Is that you? Or do you prefer to sleep? Your choice will dictate just how cranky you are when you go back to work on Monday. Meanwhile, here’s your Weekend TV Six-Pack. Hate to ask you to get out of bed to plunk your heiner in the recliner so carefully select your viewing location now…
Come Saturday morning, it’s the British Open or the Tour de France (or some combination of your choosing). The Open, from Royal Birkdale in Southport, England, begins at 4:30 a.m. ET on Saturday morning on the Golf Channel. Go milk the cows, feed the chickens, and then settle down for some links play. The coverage moves to NBC at 7 a.m. and remains there until 3 p.m. For the cycling aficionados, the Tour de France’s second-to-last stage takes place on your TV at 8 a.m. on NBC Sports. Chris Froome of Great Britain appears ready to claim a fourth title but that won’t be official until the following morning.
Which means the same drill on Sunday. The Open hits Golf Channel at 4:30 a.m. and lingers there until 7 a.m. when it migrates to NBC and stays put until the conclusion at 2 p.m.
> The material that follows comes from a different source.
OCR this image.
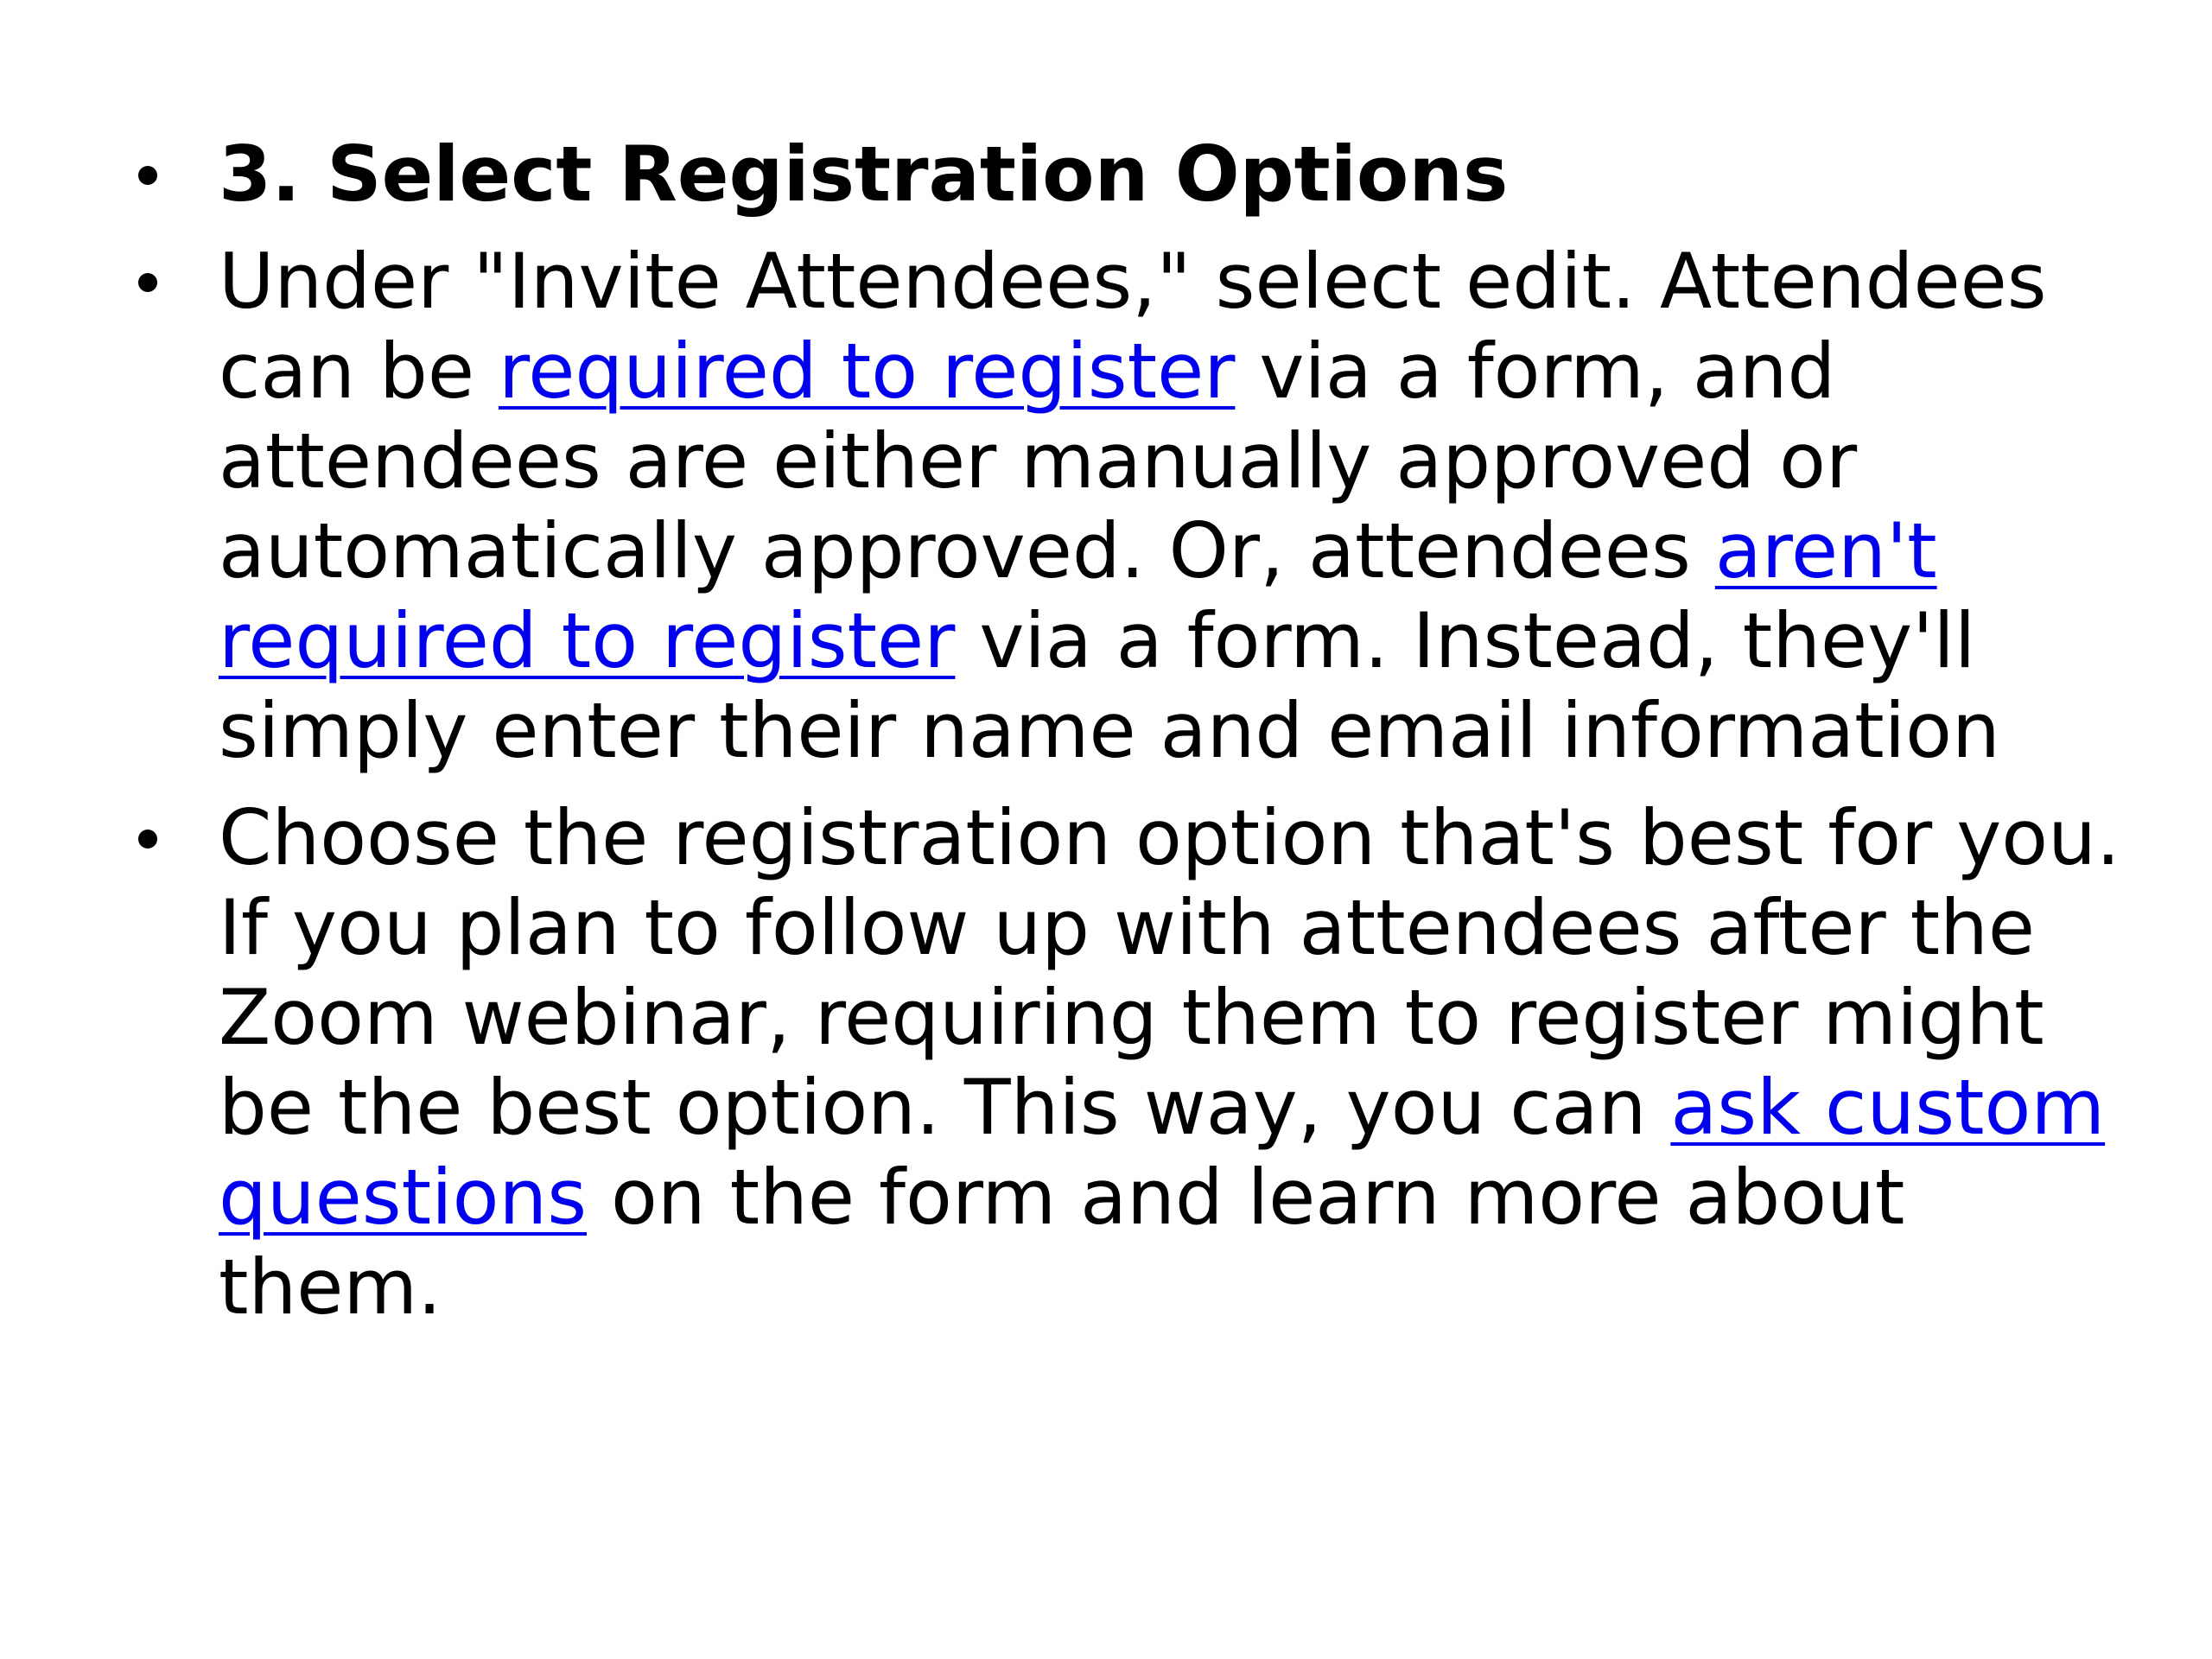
3. Select Registration Options
Under "Invite Attendees," select edit. Attendees can be required to register via a form, and attendees are either manually approved or automatically approved. Or, attendees aren't required to register via a form. Instead, they'll simply enter their name and email information
Choose the registration option that's best for you. If you plan to follow up with attendees after the Zoom webinar, requiring them to register might be the best option. This way, you can ask custom questions on the form and learn more about them.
The Tour de France rolls through Paris at 8 a.m. on NBC Sports.
NASCAR’s Brickyard 400, from the Indianapolis Motor Speedway, will give you a break from golf clubs and bicycles. The guys who go round and round get the green flag a bit after 2:30 p.m. on Sunday on NBC.
Now, this old blog likes to make a joke or two (are they noticeable?) now and then, but here we kid you not. ESPN’s Saturday afternoon offering at 2 p.m. is the Championship of Bags. No, not a sack race. No, not a grocery store challenge. It’s Cornhole, the backyard bean-bag game, played at an extraordinary skill level with arcane strategies (that was one of the jokes, or sarcasm or hyperbole).
This is really on. And the sport is really called Cornhole.
Contestants, protect yourselves at all times.